Alors que l’aide est à nouveau distribuée dans la bande de Gaza, le médecin Pierre Micheletti insiste dans Forum sur des conditions nécessaires et pas remplies actuellement: volume suffisant de nourriture, capacité de se déplacer pour en acquérir ou encore stock de carburant indispensable pour cuisiner les denrées.
Sous la pression internationale, Israël a permis dimanche aux premières cargaisons d’aide d’être distribuées dans la bande de Gaza, dans un contexte d’extrême urgence pour la population et de famine. Quelque 120 camions sont entrés dans le territoire dimanche, selon Israël.
Ce volume n’est pas suffisant, souligne Pierre Micheletti, ancien président d’Action contre la Faim et Médecins du Monde France et membre de l’Observatoire Ethique et Santé Humanitaire à Neuchâtel. Selon lui, il faudra aussi « rester très attentif que ça ne soit pas une mesure cosmétique de marketing humanitaire qui viendrait répondre à la pression que subissent aujourd’hui les autorités israéliennes, sans pour autant que n’avancent les résolutions politiques ».
Effet d’annonce
Le médecin dénonce « une forme de réduction de la complexité dans ces mesures ». Plusieurs conditions doivent être remplies pour qu’une population soit en situation de sécurité alimentaire, rappelle-t-il. Tout d’abord, il faut « que les aliments soient disponibles », décrit Pierre Micheletti. « Les décisions récentes s’inscrivent dans cette logique. Plus d’aliments vont arriver dans la bande de Gaza et augmenter la disponibilité », analyse-t-il.

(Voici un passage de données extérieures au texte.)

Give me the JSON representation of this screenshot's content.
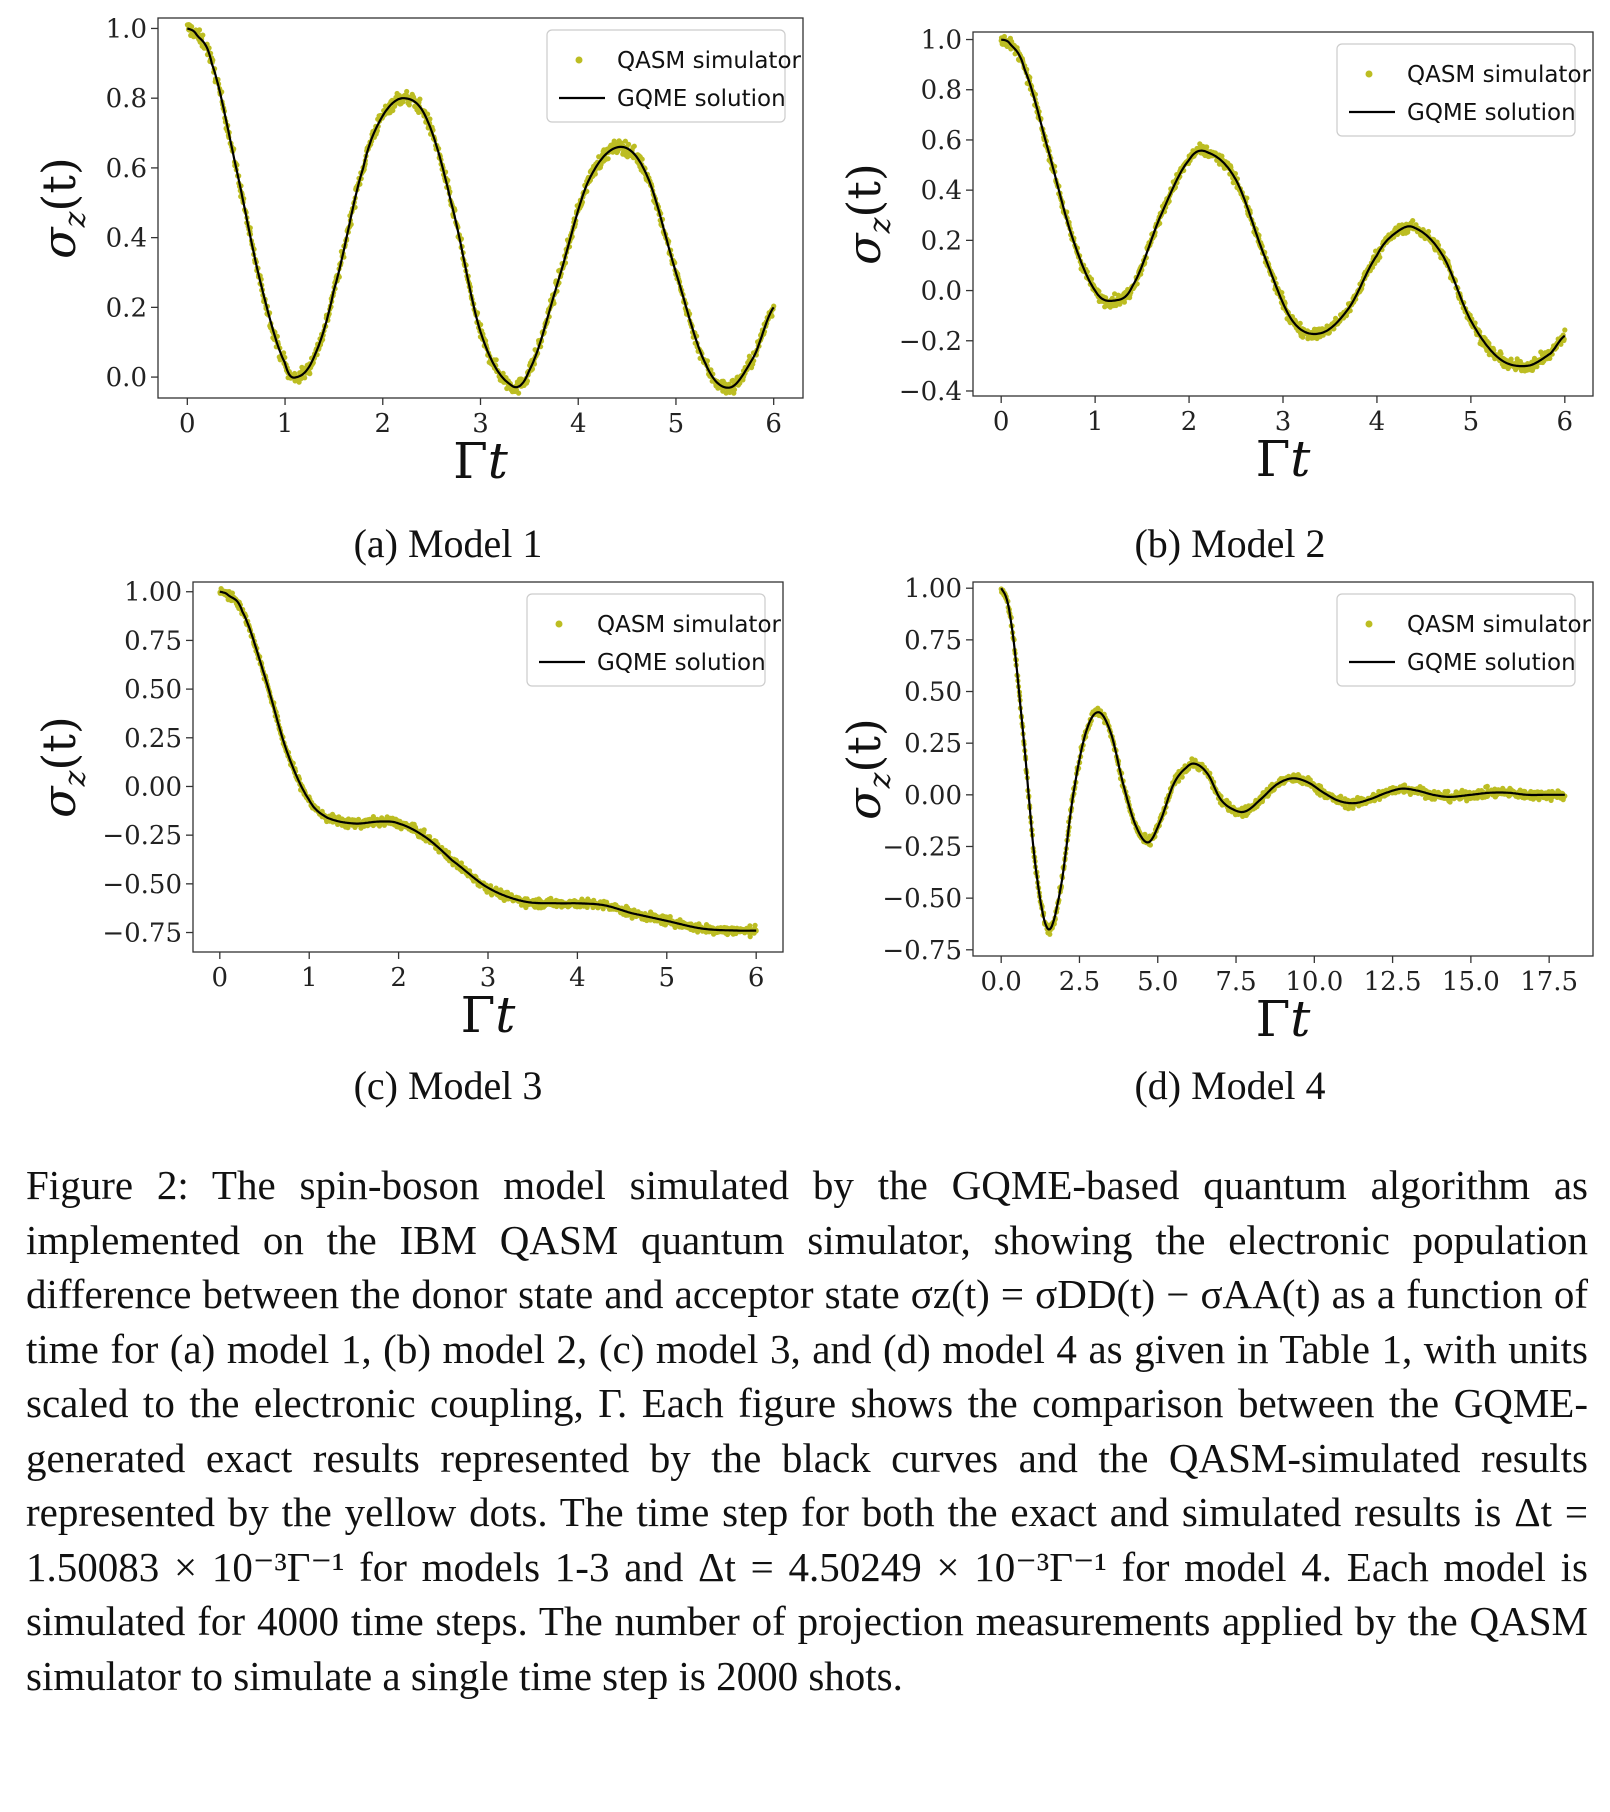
{
  "colors": {
    "qasm": "#bcbd22",
    "gqme": "#000000"
  },
  "legend": {
    "qasm_label": "QASM simulator",
    "gqme_label": "GQME solution"
  },
  "axis_labels": {
    "x_main": "Γ",
    "x_var": "t",
    "y_sigma": "σ",
    "y_sub": "z",
    "y_arg": "(t)"
  },
  "subcaptions": [
    "(a) Model 1",
    "(b) Model 2",
    "(c) Model 3",
    "(d) Model 4"
  ],
  "caption": "Figure 2:  The spin-boson model simulated by the GQME-based quantum algorithm as implemented on the IBM QASM quantum simulator, showing the electronic population difference between the donor state and acceptor state σz(t) = σDD(t) − σAA(t) as a function of time for (a) model 1, (b) model 2, (c) model 3, and (d) model 4 as given in Table 1, with units scaled to the electronic coupling, Γ.  Each figure shows the comparison between the GQME-generated exact results represented by the black curves and the QASM-simulated results represented by the yellow dots.  The time step for both the exact and simulated results is Δt = 1.50083 × 10⁻³Γ⁻¹ for models 1-3 and Δt = 4.50249 × 10⁻³Γ⁻¹ for model 4.  Each model is simulated for 4000 time steps.  The number of projection measurements applied by the QASM simulator to simulate a single time step is 2000 shots.",
  "chart_data": [
    {
      "type": "line",
      "subcaption": "(a) Model 1",
      "xlabel": "Γt",
      "ylabel": "σz(t)",
      "xlim": [
        -0.3,
        6.3
      ],
      "ylim": [
        -0.06,
        1.03
      ],
      "xticks": [
        "0",
        "1",
        "2",
        "3",
        "4",
        "5",
        "6"
      ],
      "xtick_values": [
        0,
        1,
        2,
        3,
        4,
        5,
        6
      ],
      "yticks": [
        "0.0",
        "0.2",
        "0.4",
        "0.6",
        "0.8",
        "1.0"
      ],
      "ytick_values": [
        0,
        0.2,
        0.4,
        0.6,
        0.8,
        1.0
      ],
      "legend": "upper right",
      "series": [
        {
          "name": "QASM simulator",
          "style": "scatter",
          "noise": 0.02,
          "x": [
            0,
            0.1,
            0.25,
            0.5,
            0.75,
            1.0,
            1.12,
            1.3,
            1.5,
            1.8,
            2.0,
            2.22,
            2.45,
            2.7,
            3.0,
            3.3,
            3.5,
            3.8,
            4.1,
            4.42,
            4.7,
            5.0,
            5.3,
            5.55,
            5.8,
            6.0
          ],
          "y": [
            1.0,
            0.98,
            0.9,
            0.6,
            0.27,
            0.04,
            0.0,
            0.06,
            0.25,
            0.6,
            0.75,
            0.8,
            0.74,
            0.5,
            0.13,
            -0.02,
            0.02,
            0.28,
            0.56,
            0.66,
            0.58,
            0.3,
            0.04,
            -0.03,
            0.06,
            0.2
          ]
        },
        {
          "name": "GQME solution",
          "style": "line",
          "x": [
            0,
            0.1,
            0.25,
            0.5,
            0.75,
            1.0,
            1.12,
            1.3,
            1.5,
            1.8,
            2.0,
            2.22,
            2.45,
            2.7,
            3.0,
            3.3,
            3.5,
            3.8,
            4.1,
            4.42,
            4.7,
            5.0,
            5.3,
            5.55,
            5.8,
            6.0
          ],
          "y": [
            1.0,
            0.98,
            0.9,
            0.6,
            0.27,
            0.04,
            0.0,
            0.06,
            0.25,
            0.6,
            0.75,
            0.8,
            0.74,
            0.5,
            0.13,
            -0.02,
            0.02,
            0.28,
            0.56,
            0.66,
            0.58,
            0.3,
            0.04,
            -0.03,
            0.06,
            0.2
          ]
        }
      ]
    },
    {
      "type": "line",
      "subcaption": "(b) Model 2",
      "xlabel": "Γt",
      "ylabel": "σz(t)",
      "xlim": [
        -0.3,
        6.3
      ],
      "ylim": [
        -0.42,
        1.03
      ],
      "xticks": [
        "0",
        "1",
        "2",
        "3",
        "4",
        "5",
        "6"
      ],
      "xtick_values": [
        0,
        1,
        2,
        3,
        4,
        5,
        6
      ],
      "yticks": [
        "−0.4",
        "−0.2",
        "0.0",
        "0.2",
        "0.4",
        "0.6",
        "0.8",
        "1.0"
      ],
      "ytick_values": [
        -0.4,
        -0.2,
        0,
        0.2,
        0.4,
        0.6,
        0.8,
        1.0
      ],
      "legend": "upper right",
      "series": [
        {
          "name": "QASM simulator",
          "style": "scatter",
          "noise": 0.022,
          "x": [
            0,
            0.1,
            0.25,
            0.5,
            0.75,
            1.0,
            1.2,
            1.4,
            1.7,
            2.0,
            2.2,
            2.5,
            2.8,
            3.1,
            3.4,
            3.7,
            4.0,
            4.2,
            4.4,
            4.7,
            5.0,
            5.3,
            5.6,
            5.85,
            6.0
          ],
          "y": [
            1.0,
            0.98,
            0.88,
            0.56,
            0.22,
            0.0,
            -0.04,
            0.02,
            0.3,
            0.52,
            0.55,
            0.44,
            0.14,
            -0.12,
            -0.17,
            -0.07,
            0.14,
            0.23,
            0.25,
            0.14,
            -0.12,
            -0.27,
            -0.3,
            -0.25,
            -0.18
          ]
        },
        {
          "name": "GQME solution",
          "style": "line",
          "x": [
            0,
            0.1,
            0.25,
            0.5,
            0.75,
            1.0,
            1.2,
            1.4,
            1.7,
            2.0,
            2.2,
            2.5,
            2.8,
            3.1,
            3.4,
            3.7,
            4.0,
            4.2,
            4.4,
            4.7,
            5.0,
            5.3,
            5.6,
            5.85,
            6.0
          ],
          "y": [
            1.0,
            0.98,
            0.88,
            0.56,
            0.22,
            0.0,
            -0.04,
            0.02,
            0.3,
            0.52,
            0.55,
            0.44,
            0.14,
            -0.12,
            -0.17,
            -0.07,
            0.14,
            0.23,
            0.25,
            0.14,
            -0.12,
            -0.27,
            -0.3,
            -0.25,
            -0.18
          ]
        }
      ]
    },
    {
      "type": "line",
      "subcaption": "(c) Model 3",
      "xlabel": "Γt",
      "ylabel": "σz(t)",
      "xlim": [
        -0.3,
        6.3
      ],
      "ylim": [
        -0.85,
        1.05
      ],
      "xticks": [
        "0",
        "1",
        "2",
        "3",
        "4",
        "5",
        "6"
      ],
      "xtick_values": [
        0,
        1,
        2,
        3,
        4,
        5,
        6
      ],
      "yticks": [
        "−0.75",
        "−0.50",
        "−0.25",
        "0.00",
        "0.25",
        "0.50",
        "0.75",
        "1.00"
      ],
      "ytick_values": [
        -0.75,
        -0.5,
        -0.25,
        0,
        0.25,
        0.5,
        0.75,
        1.0
      ],
      "legend": "upper right",
      "series": [
        {
          "name": "QASM simulator",
          "style": "scatter",
          "noise": 0.022,
          "x": [
            0,
            0.1,
            0.25,
            0.5,
            0.75,
            1.0,
            1.2,
            1.5,
            1.8,
            2.0,
            2.3,
            2.6,
            3.0,
            3.4,
            3.8,
            4.0,
            4.3,
            4.6,
            5.0,
            5.4,
            5.8,
            6.0
          ],
          "y": [
            1.0,
            0.98,
            0.9,
            0.57,
            0.18,
            -0.07,
            -0.16,
            -0.19,
            -0.18,
            -0.19,
            -0.26,
            -0.38,
            -0.52,
            -0.59,
            -0.6,
            -0.6,
            -0.61,
            -0.65,
            -0.69,
            -0.73,
            -0.74,
            -0.74
          ]
        },
        {
          "name": "GQME solution",
          "style": "line",
          "x": [
            0,
            0.1,
            0.25,
            0.5,
            0.75,
            1.0,
            1.2,
            1.5,
            1.8,
            2.0,
            2.3,
            2.6,
            3.0,
            3.4,
            3.8,
            4.0,
            4.3,
            4.6,
            5.0,
            5.4,
            5.8,
            6.0
          ],
          "y": [
            1.0,
            0.98,
            0.9,
            0.57,
            0.18,
            -0.07,
            -0.16,
            -0.19,
            -0.18,
            -0.19,
            -0.26,
            -0.38,
            -0.52,
            -0.59,
            -0.6,
            -0.6,
            -0.61,
            -0.65,
            -0.69,
            -0.73,
            -0.74,
            -0.74
          ]
        }
      ]
    },
    {
      "type": "line",
      "subcaption": "(d) Model 4",
      "xlabel": "Γt",
      "ylabel": "σz(t)",
      "xlim": [
        -0.9,
        18.9
      ],
      "ylim": [
        -0.78,
        1.03
      ],
      "xticks": [
        "0.0",
        "2.5",
        "5.0",
        "7.5",
        "10.0",
        "12.5",
        "15.0",
        "17.5"
      ],
      "xtick_values": [
        0,
        2.5,
        5,
        7.5,
        10,
        12.5,
        15,
        17.5
      ],
      "yticks": [
        "−0.75",
        "−0.50",
        "−0.25",
        "0.00",
        "0.25",
        "0.50",
        "0.75",
        "1.00"
      ],
      "ytick_values": [
        -0.75,
        -0.5,
        -0.25,
        0,
        0.25,
        0.5,
        0.75,
        1.0
      ],
      "legend": "upper right",
      "series": [
        {
          "name": "QASM simulator",
          "style": "scatter",
          "noise": 0.022,
          "x": [
            0,
            0.3,
            0.7,
            1.1,
            1.5,
            1.9,
            2.3,
            2.7,
            3.1,
            3.5,
            3.9,
            4.3,
            4.7,
            5.1,
            5.5,
            5.9,
            6.2,
            6.6,
            7.0,
            7.4,
            7.8,
            8.3,
            8.8,
            9.3,
            9.8,
            10.3,
            10.8,
            11.3,
            11.8,
            12.3,
            12.8,
            13.3,
            13.8,
            14.3,
            15.0,
            15.6,
            16.2,
            16.8,
            17.4,
            18.0
          ],
          "y": [
            1.0,
            0.85,
            0.3,
            -0.35,
            -0.65,
            -0.45,
            0.0,
            0.3,
            0.4,
            0.3,
            0.05,
            -0.15,
            -0.23,
            -0.12,
            0.05,
            0.13,
            0.15,
            0.1,
            -0.02,
            -0.07,
            -0.08,
            -0.02,
            0.05,
            0.08,
            0.06,
            0.01,
            -0.03,
            -0.04,
            -0.02,
            0.01,
            0.03,
            0.02,
            0.0,
            -0.01,
            0.0,
            0.01,
            0.01,
            0.0,
            0.0,
            0.0
          ]
        },
        {
          "name": "GQME solution",
          "style": "line",
          "x": [
            0,
            0.3,
            0.7,
            1.1,
            1.5,
            1.9,
            2.3,
            2.7,
            3.1,
            3.5,
            3.9,
            4.3,
            4.7,
            5.1,
            5.5,
            5.9,
            6.2,
            6.6,
            7.0,
            7.4,
            7.8,
            8.3,
            8.8,
            9.3,
            9.8,
            10.3,
            10.8,
            11.3,
            11.8,
            12.3,
            12.8,
            13.3,
            13.8,
            14.3,
            15.0,
            15.6,
            16.2,
            16.8,
            17.4,
            18.0
          ],
          "y": [
            1.0,
            0.85,
            0.3,
            -0.35,
            -0.65,
            -0.45,
            0.0,
            0.3,
            0.4,
            0.3,
            0.05,
            -0.15,
            -0.23,
            -0.12,
            0.05,
            0.13,
            0.15,
            0.1,
            -0.02,
            -0.07,
            -0.08,
            -0.02,
            0.05,
            0.08,
            0.06,
            0.01,
            -0.03,
            -0.04,
            -0.02,
            0.01,
            0.03,
            0.02,
            0.0,
            -0.01,
            0.0,
            0.01,
            0.01,
            0.0,
            0.0,
            0.0
          ]
        }
      ]
    }
  ]
}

Mais il faut également veiller à l’accessibilité de la nourriture, que ce soit en termes géographiques (se déplacer) ou financiers (payer un certain nombre de ces denrées au marché noir, car « le marché noir fonctionne »).
Il y a encore un autre pilier fondamental: « Est-ce que les populations, dans l’état d’extrême dénuement dans lequel elles sont, pourront utiliser ces denrées alimentaires? (…) est-ce qu’elles disposeront des instruments de cuisine pour cuire ce qui doit être cuit, le riz et toutes les autres denrées? Est-ce qu’elles disposeront du carburant ou des combustibles pour faire cette cuisson? Est-ce qu’elles disposeront d’une eau de bonne qualité pour réaliser ces éléments de cuisson? »
« On se centre sur un effet d’annonce qui réduit cette complexité à la seule disponibilité, avec un nombre très restreint de camions autorisés », déplore le médecin.
Largages aériens, une mauvaise idée
Les largages aériens sont désormais aussi autorisés. Mais pour Pierre Micheletti, « ils posent problème », car ils « peuvent, dans un territoire aussi densément peuplé, exposer les bénéficiaires à des accidents de sécurité selon où tombe ce méga colis ».
Le médecin souligne également que ces colis « sont disséminés sans beaucoup de précisions et donc se pose la question de l’accessibilité. Comment des populations concentrées peuvent-elles se déplacer compte tenu de leur état de santé? » Certains acteurs économiques pourraient aussi « préempter ces largages », décrit Pierre Micheletti, avec « des formes de marché noir et de revente ». Selon lui, « on est sur une absence totale d’organisation, de distribution telle que le nécessite la situation actuelle ».
« Les gens ont peur de quitter leur tente et de voir une palette tomber sur leur enfant. Beaucoup sont morts à cause des largages aériens sur les tentes », témoigne d’ailleurs Ahmed Al-Sumairi, Palestinien déplacé qui vit dans le centre de Gaza, auprès de l’agence américaine Associated Press et relayé mardi dans l’émission Tout un monde.